The $5 million contract calls for Zachry American Infrastructure and ACS Infrastructure to create a financial plan for the Interstate 69 segment of the Trans-Texas Corridor.

“This team represents the best in the balance of local and global expertise necessary to complete a project of this scope,” said David Zachry, chief operating officer of Zachry Construction Corp.

The private developers’ plan calls for seven new loops around Corpus Christi and other cities to be constructed as toll roads. Revenue would pay for bringing existing stretches of U.S. 77 up to interstate standards. U.S. 77, however, would not be tolled.

They also propose 60 potential infrastructure projects, including commuter rail along U.S. 90 northeast of Houston, a bridge to Bolivar Peninsula, a container facility at Freeport and a desalinization plant in Brownsville. Transportation commissioners said, however, that there was no guarantee any of those projects will be built.

Houston route unknown

The final decision on the route for the corridor will be made by the Texas Department of Transportation through an ongoing environmental study.
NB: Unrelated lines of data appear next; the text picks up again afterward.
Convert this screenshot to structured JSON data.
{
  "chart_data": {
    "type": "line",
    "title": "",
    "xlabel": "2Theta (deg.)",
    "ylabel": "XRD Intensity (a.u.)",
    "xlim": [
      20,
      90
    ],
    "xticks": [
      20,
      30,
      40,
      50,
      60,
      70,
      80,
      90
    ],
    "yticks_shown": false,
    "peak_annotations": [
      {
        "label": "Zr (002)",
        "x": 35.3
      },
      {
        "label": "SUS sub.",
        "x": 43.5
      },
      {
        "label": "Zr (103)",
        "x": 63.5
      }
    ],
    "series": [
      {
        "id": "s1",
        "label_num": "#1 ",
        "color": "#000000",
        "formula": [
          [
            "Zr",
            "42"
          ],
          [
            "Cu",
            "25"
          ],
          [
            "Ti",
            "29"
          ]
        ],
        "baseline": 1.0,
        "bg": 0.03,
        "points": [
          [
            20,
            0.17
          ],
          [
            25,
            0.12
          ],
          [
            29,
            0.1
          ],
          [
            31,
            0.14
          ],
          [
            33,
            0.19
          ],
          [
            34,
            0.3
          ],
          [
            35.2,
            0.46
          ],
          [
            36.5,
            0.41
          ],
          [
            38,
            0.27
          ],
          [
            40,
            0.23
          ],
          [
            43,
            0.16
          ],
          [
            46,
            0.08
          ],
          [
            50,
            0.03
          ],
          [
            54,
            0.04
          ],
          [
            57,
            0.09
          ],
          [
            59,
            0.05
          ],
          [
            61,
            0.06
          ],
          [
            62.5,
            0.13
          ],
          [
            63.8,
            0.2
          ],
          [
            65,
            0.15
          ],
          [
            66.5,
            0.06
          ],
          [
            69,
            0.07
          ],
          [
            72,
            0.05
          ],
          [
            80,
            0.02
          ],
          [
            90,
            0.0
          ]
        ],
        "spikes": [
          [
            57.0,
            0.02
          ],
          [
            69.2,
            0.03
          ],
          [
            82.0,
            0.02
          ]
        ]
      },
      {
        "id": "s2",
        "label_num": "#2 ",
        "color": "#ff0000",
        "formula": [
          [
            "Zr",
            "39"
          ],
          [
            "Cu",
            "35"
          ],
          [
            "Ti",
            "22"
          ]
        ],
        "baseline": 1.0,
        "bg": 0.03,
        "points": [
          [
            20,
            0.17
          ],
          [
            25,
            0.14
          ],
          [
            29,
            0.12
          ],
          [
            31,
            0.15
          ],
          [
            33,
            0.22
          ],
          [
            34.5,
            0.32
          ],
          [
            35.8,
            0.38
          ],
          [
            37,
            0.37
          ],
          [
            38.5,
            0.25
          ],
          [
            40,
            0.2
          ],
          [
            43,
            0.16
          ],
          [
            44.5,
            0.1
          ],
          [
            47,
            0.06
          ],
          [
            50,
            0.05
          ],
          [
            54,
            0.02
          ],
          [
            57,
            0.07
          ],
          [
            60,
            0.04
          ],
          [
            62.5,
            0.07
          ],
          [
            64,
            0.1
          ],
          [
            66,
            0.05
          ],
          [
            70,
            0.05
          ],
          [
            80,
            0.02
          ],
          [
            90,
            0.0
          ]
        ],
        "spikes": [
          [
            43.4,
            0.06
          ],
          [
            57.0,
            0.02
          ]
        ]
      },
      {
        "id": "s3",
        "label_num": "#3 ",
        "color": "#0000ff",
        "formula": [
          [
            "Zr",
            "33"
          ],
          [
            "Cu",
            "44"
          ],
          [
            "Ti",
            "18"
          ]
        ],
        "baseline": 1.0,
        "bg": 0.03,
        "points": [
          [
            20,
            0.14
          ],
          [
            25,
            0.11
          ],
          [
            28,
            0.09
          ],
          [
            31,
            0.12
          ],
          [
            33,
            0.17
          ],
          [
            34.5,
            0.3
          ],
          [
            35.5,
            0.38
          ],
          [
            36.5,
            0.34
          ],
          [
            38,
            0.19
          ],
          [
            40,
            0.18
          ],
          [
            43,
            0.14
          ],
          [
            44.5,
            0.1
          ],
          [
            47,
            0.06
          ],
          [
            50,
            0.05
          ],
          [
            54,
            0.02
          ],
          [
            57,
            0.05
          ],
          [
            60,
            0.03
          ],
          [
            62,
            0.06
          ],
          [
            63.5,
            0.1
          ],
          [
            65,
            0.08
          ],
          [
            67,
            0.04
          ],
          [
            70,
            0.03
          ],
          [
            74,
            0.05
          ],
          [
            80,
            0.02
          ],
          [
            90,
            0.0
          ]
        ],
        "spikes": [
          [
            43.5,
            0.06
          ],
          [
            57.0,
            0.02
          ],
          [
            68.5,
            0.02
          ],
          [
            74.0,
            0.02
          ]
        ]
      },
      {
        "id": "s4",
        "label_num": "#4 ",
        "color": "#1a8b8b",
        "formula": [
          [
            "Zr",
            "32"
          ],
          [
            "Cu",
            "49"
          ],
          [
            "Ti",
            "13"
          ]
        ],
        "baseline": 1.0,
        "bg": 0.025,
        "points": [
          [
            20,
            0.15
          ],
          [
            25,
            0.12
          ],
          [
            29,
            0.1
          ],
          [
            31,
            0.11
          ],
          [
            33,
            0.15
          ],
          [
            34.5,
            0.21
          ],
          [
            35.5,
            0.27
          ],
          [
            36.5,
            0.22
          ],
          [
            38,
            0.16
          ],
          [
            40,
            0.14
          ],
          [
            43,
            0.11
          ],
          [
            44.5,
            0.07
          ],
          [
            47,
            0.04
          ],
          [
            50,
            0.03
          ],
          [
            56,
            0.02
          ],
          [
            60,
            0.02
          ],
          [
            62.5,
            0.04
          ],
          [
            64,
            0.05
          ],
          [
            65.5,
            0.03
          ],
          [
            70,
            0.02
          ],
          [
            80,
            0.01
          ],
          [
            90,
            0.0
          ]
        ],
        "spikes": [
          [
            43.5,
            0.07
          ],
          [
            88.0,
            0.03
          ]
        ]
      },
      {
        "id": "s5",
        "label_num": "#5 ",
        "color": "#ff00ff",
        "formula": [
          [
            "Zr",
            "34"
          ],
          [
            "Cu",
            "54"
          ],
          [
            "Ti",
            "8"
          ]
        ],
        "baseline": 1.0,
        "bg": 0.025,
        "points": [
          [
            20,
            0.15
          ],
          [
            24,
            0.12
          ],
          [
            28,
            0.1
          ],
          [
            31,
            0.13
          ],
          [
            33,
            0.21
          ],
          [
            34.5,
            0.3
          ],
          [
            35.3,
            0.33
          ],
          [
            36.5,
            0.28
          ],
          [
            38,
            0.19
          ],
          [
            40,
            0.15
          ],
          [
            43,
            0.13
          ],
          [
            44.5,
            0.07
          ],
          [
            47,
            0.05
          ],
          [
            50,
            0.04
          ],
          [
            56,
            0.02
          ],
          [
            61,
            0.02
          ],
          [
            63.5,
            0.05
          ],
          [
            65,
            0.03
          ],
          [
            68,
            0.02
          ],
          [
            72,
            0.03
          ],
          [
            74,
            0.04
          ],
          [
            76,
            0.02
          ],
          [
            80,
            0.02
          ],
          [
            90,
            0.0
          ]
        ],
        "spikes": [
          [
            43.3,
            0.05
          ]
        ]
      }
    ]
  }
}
It is expected to roughly follow U.S. 59 through East Texas and south of Houston, and U.S. 77 south of Victoria.Earlier this month, TxDOT said it had abandoned plans to build part of the I-69 corridor through rural areas north and west of Houston. Instead, it said it would stick to major highways for most of the route.

The way through or around Houston has not been determined, although it could stay on U.S. 59 or go on Loop 610 or the planned Grand Parkway.

The developers’ financing ideas boosted their proposal over one submitted by a joint venture led by another Spanish company, Cintra, which is developing a master plan for the segment of the Trans-Texas Corridor slated to run from Oklahoma to Mexico, east of Interstate 35.

Zachry is a Cintra partner on the project paralleling I-35.

“We feel (this proposal) is the best value to the state,” said Mark Tomlinson, director of TxDOT’s turnpike division.

An anti-toll road group called the method of financing a “Robin Hood scheme.”

“TxDOT and their buddies at Zachry/ACS found a way to follow the bare minimum of the law to sign this (Comprehensive Development Agreement) and continue to steamroll a plan the majority of Texans don’t want,” said Hank Gilbert, a board member of Texans Uniting for Reform and Freedom.

Toll roads operate locally

South Texas political leaders applauded the decision to move toward a longstanding goal of having the Rio Grande Valley served by an interstate highway.”It’s like getting indoor plumbing. We’ve waited that long for it, and it’s really important,” said Bill Summers, president of the Rio Grande Valley Partnership, a chamber of commerce group.

The I-69/TTC corridor is part of Gov. Rick Perry’s vision for a network of broad corridors linking major cities, with toll roads for cars and trucks, rail tracks for freight and passenger trains, and space for pipelines and power lines.

The corridor plans have been met with controversy due to opposition to tolls and concern that family farmland would be lost to development.

Corridor supporters say the routes would make the highways safer and improve the flow of goods by directing commercial traffic to designated lanes. Revenue from the state’s gasoline tax is insufficient to fund improvements, they say.

The developers plan to work with local authorities to operate $1.5 billion worth of toll roads. TxDOT spokesman Chris Lippincott said that arrangement would meet the requirements of a law passed last year that forbids private companies to operate toll roads.